Question: In rejecting the patriarchy and its control
and demeaning of women, which we women internalized, must we reject and even
despise our fathers?
I am
speaking most directly to women and men of my generation and a bit beyond,
women forty and over, whose dads still strove to be the traditional “father,”
the last of what has become a dying breed: we didn’t know it, but we were the
daughters and sons of men who were confused by a shifting and turbulent future
and who were fighting to maintain and preserve what they saw as their duty and
their obligation as men in an increasingly chaotic world.
My dad was
nothing if not the quintessential twentieth century father.
He was
stern, quick to judge, had very high standards, and was never, ever, ever, not
once, not even one time ever in my whole entire life! ....was he questioned.
He had to
raise twin five year old girls and a seven year old boy after the sudden death
of his wife. His answer was to marry very quickly, someone whom he saw as able
to do the task. His work at an executive job in Philadelphia and later stiff
drinks and many outdoor hobbies and pursuits filled his time enough that he
never examined that choice, or, if he did, never discussed it with us.
My own life
has been a long series of choices, many of which I now see were attempts to
please my Father. If he was pleased, he never said so. He said two things that
I should have let go of long before I did: one was, “You could be Miss America
someday!” (we always watched it on our B&W TV). The other was, “Why go to
college when you will just get married and have children?”
I stayed in
my own first marriage longer than I should have, just because I didn’t want to
admit any failure. But he was still living when I divorced and I did something
I will never regret. He was in his eighties then (he was nearly 50 when I was
born, having led a long and colorful bachelor /sportsman life) and had suffered
some health problems. I went to his home every week and took him out for lunch,
then spent the afternoon talking with him. I asked him lots of questions about
the grandparents I’d never met, his childhood, his life before we were born, my
mother. What I learned could fill … an index card. He usually changed the
subject.
Still,
having tried to make this contact, I finally stopped longing to please him. I
began to understand that his own mother had been a demanding perfectionist. I
didn’t have to carry that forward within myself, or with my own children.
I’ve done a
fairly good (but far from perfect, which is just fine) job of incorporating
many, many good aspects of my father into my own being. That’s how I honor him
today, Father’s Day, and almost every day.
Just a few
of those are:
·
He
was scrupulously honest, hated lying, deceit, and manipulation.
·
He
had no toleration for fools (shotgun)
·
He
loved the outdoors: plants, trees, birds
·
He
was a great cook, and a passionate eater and food connoisseur
·
He
was a great reader, and loved music, although not a musician himself
·
Loved
thunderstorms and sitting on a screened porch
·
Fresh
cut flowers, hated anything plastic
·
He
had a good sense of humor and warm heart
·
He
would have loved to travel more.. life’s circumstances prevented that, so I
feel he’s with me when I do!
·
He
admired and cultivated order, symmetry and simple beauty
I am 100%
certain that he loved me. This I choose to keep; the rest I can let go.
He lived to
see his granddaughter whom I named after his beloved wife, my mother Marjorie.

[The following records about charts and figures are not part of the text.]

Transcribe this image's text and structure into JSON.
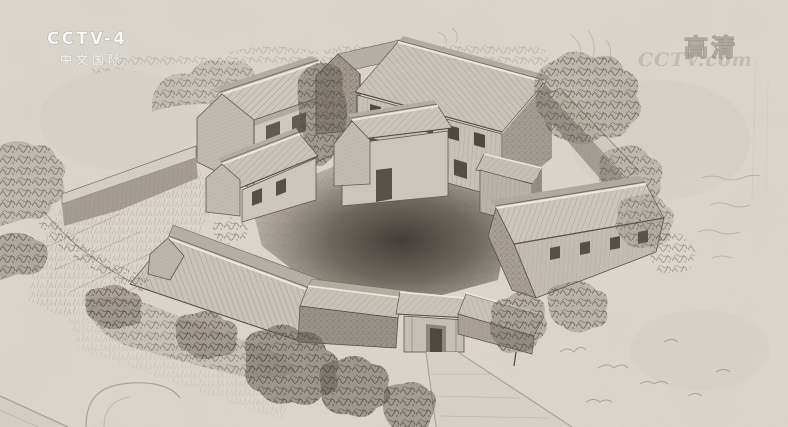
{
  "watermarks": {
    "channel_logo": {
      "line1": "CCTV-4",
      "line2": "中文国际"
    },
    "hd_badge": "高清",
    "site_watermark": "CCTV.com"
  },
  "scene": {
    "title": "Pencil sketch — aerial view of a walled courtyard farmstead",
    "labels": {
      "paper": "toned sketch paper",
      "treeline": "faint background tree line",
      "house_nw": "two-storey gabled house, north-west corner",
      "house_north_tall": "tall shaded gable wing, north",
      "house_ne": "large two-storey plank house, north-east",
      "cottage_center": "small cottage with door, centre of yard",
      "cottage_west": "small cottage with two windows, west",
      "hall_east": "long eastern hall with attic windows",
      "tower_east": "two-storey corner annex, east",
      "wing_sw": "long south-west wing",
      "wall_nw": "north-west enclosure wall",
      "wall_east": "eastern enclosure wall",
      "gatehouse": "entrance gatehouse with doorway, south",
      "gate_wing_left": "roofed wall left of gate",
      "gate_wing_right": "roofed wall right of gate",
      "courtyard": "central courtyard in deep shadow",
      "path": "footpath leading away from the gate",
      "vegetation": "hatched bushes, trees and grass around the compound",
      "road": "faint lane at lower left corner"
    }
  },
  "colors": {
    "paper": "#ded9d0",
    "pencil_dark": "#3d3831",
    "pencil_mid": "#6e675d",
    "pencil_light": "#b5afa3",
    "courtyard_shadow": "#413d37",
    "watermark_white": "#ffffff"
  }
}
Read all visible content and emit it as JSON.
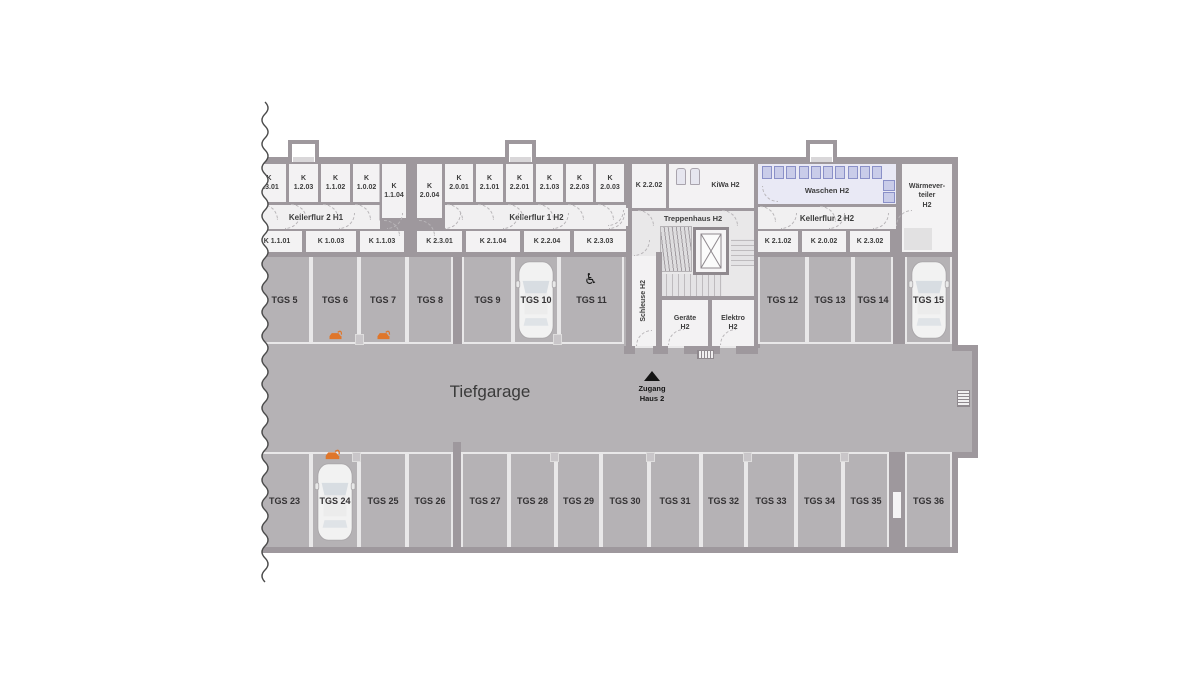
{
  "colors": {
    "wall": "#9e989d",
    "garage_floor": "#b5b2b5",
    "room_fill": "#f3f2f3",
    "divider_line": "#e9e8e9",
    "waschen_fill": "#e9e9f5",
    "machine_fill": "#c9cce9",
    "ev_orange": "#e0762a",
    "text": "#3d3d3d"
  },
  "garage": {
    "label": "Tiefgarage",
    "entrance_label": "Zugang\nHaus 2",
    "top_row": [
      "TGS 5",
      "TGS 6",
      "TGS 7",
      "TGS 8",
      "TGS 9",
      "TGS 10",
      "TGS 11",
      "TGS 12",
      "TGS 13",
      "TGS 14",
      "TGS 15"
    ],
    "bottom_row": [
      "TGS 23",
      "TGS 24",
      "TGS 25",
      "TGS 26",
      "TGS 27",
      "TGS 28",
      "TGS 29",
      "TGS 30",
      "TGS 31",
      "TGS 32",
      "TGS 33",
      "TGS 34",
      "TGS 35",
      "TGS 36"
    ],
    "ev_charging_spots": [
      "TGS 6",
      "TGS 7",
      "TGS 24"
    ],
    "accessible_spot": "TGS 11",
    "occupied_spots": [
      "TGS 10",
      "TGS 15",
      "TGS 24"
    ],
    "wheelchair_symbol": "♿"
  },
  "keller": {
    "section_h1": {
      "corridor": "Kellerflur 2 H1",
      "top_rooms": [
        "K\n1.3.01",
        "K\n1.2.03",
        "K\n1.1.02",
        "K\n1.0.02",
        "K\n1.1.04"
      ],
      "bottom_rooms": [
        "K 1.1.01",
        "K 1.0.03",
        "K 1.1.03"
      ]
    },
    "section_h2": {
      "corridor": "Kellerflur 1 H2",
      "top_rooms": [
        "K\n2.0.04",
        "K\n2.0.01",
        "K\n2.1.01",
        "K\n2.2.01",
        "K\n2.1.03",
        "K\n2.2.03",
        "K\n2.0.03"
      ],
      "bottom_rooms": [
        "K 2.3.01",
        "K 2.1.04",
        "K 2.2.04",
        "K 2.3.03"
      ]
    },
    "core": {
      "room": "K 2.2.02",
      "kiwa": "KiWa H2",
      "stairs": "Treppenhaus H2",
      "schleuse": "Schleuse H2",
      "geraete": "Geräte\nH2",
      "elektro": "Elektro\nH2"
    },
    "east": {
      "waschen": "Waschen H2",
      "corridor": "Kellerflur 2 H2",
      "bottom_rooms": [
        "K 2.1.02",
        "K 2.0.02",
        "K 2.3.02"
      ],
      "waerme": "Wärmever-\nteiler\nH2"
    }
  }
}
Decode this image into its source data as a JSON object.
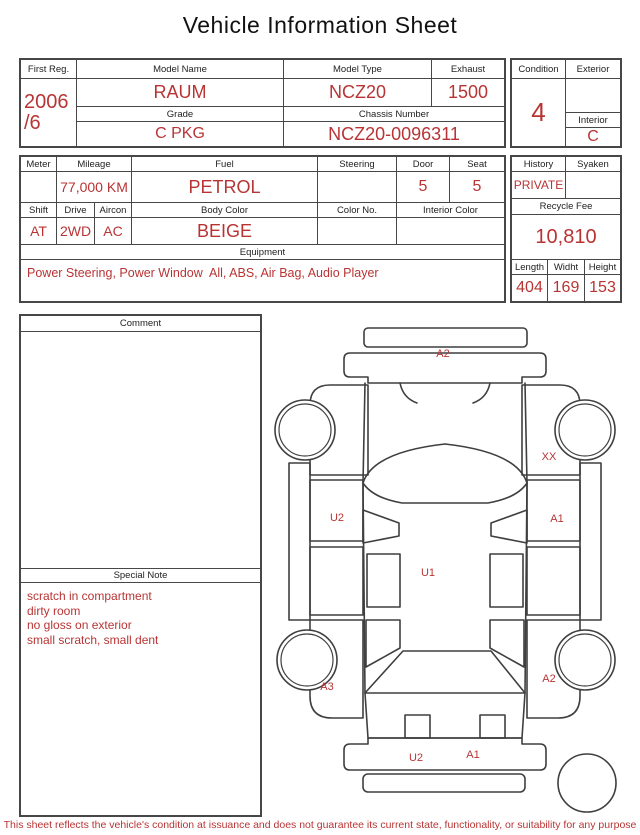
{
  "title": "Vehicle Information Sheet",
  "colors": {
    "accent_red": "#b83434",
    "border": "#474747"
  },
  "table1": {
    "first_reg_label": "First Reg.",
    "first_reg_line1": "2006",
    "first_reg_line2": "/6",
    "model_name_label": "Model Name",
    "model_name": "RAUM",
    "model_type_label": "Model Type",
    "model_type": "NCZ20",
    "exhaust_label": "Exhaust",
    "exhaust": "1500",
    "grade_label": "Grade",
    "grade": "C PKG",
    "chassis_label": "Chassis Number",
    "chassis_number": "NCZ20-0096311",
    "condition_label": "Condition",
    "condition": "4",
    "exterior_label": "Exterior",
    "exterior": "",
    "interior_label": "Interior",
    "interior": "C"
  },
  "table2": {
    "meter_label": "Meter",
    "meter": "",
    "mileage_label": "Mileage",
    "mileage": "77,000 KM",
    "fuel_label": "Fuel",
    "fuel": "PETROL",
    "steering_label": "Steering",
    "steering": "",
    "door_label": "Door",
    "door": "5",
    "seat_label": "Seat",
    "seat": "5",
    "shift_label": "Shift",
    "shift": "AT",
    "drive_label": "Drive",
    "drive": "2WD",
    "aircon_label": "Aircon",
    "aircon": "AC",
    "body_color_label": "Body Color",
    "body_color": "BEIGE",
    "color_no_label": "Color No.",
    "color_no": "",
    "interior_color_label": "Interior Color",
    "interior_color": "",
    "equipment_label": "Equipment",
    "equipment": "Power Steering, Power Window  All, ABS, Air Bag, Audio Player",
    "history_label": "History",
    "history": "PRIVATE",
    "syaken_label": "Syaken",
    "syaken": "",
    "recycle_fee_label": "Recycle Fee",
    "recycle_fee": "10,810",
    "length_label": "Length",
    "length": "404",
    "width_label": "Widht",
    "width": "169",
    "height_label": "Height",
    "height": "153"
  },
  "comment": {
    "label": "Comment",
    "text": ""
  },
  "special_note": {
    "label": "Special Note",
    "lines": [
      "scratch in compartment",
      "dirty room",
      "no gloss on exterior",
      "small scratch, small dent"
    ]
  },
  "diagram": {
    "labels": [
      {
        "code": "A2",
        "x": 173,
        "y": 42,
        "area": "front-bumper"
      },
      {
        "code": "XX",
        "x": 279,
        "y": 145,
        "area": "right-front-fender"
      },
      {
        "code": "U2",
        "x": 67,
        "y": 206,
        "area": "left-front-door"
      },
      {
        "code": "A1",
        "x": 287,
        "y": 207,
        "area": "right-front-door"
      },
      {
        "code": "U1",
        "x": 158,
        "y": 261,
        "area": "cabin-center"
      },
      {
        "code": "A3",
        "x": 57,
        "y": 375,
        "area": "left-rear-wheel"
      },
      {
        "code": "A2",
        "x": 279,
        "y": 367,
        "area": "right-rear-fender"
      },
      {
        "code": "U2",
        "x": 146,
        "y": 446,
        "area": "rear-bumper-left"
      },
      {
        "code": "A1",
        "x": 203,
        "y": 443,
        "area": "rear-bumper-right"
      }
    ]
  },
  "footer": {
    "disclaimer": "This sheet reflects the vehicle's condition at issuance and does not guarantee its current state, functionality, or suitability for any purpose"
  }
}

He held her when she was just a month old and looked at her with such
tenderness and said something I have told her many times. I think it showed
that even though he had to live through almost ninety years in which fatherhood
went from being on the pedestal to being in the dustbin, and even though he
must have been facing the end of his own life rather confused about the future
of the family and of humanity, not being a person of traditional religious
beliefs. He said, not, “She will sure be pretty,” or “I hope she finds a good
husband,” or, “She’s my granddaughter,”
but: “She will be a strong woman.” And,
she is.
I hope you
carry the best of your father or forefathers within you today and every day.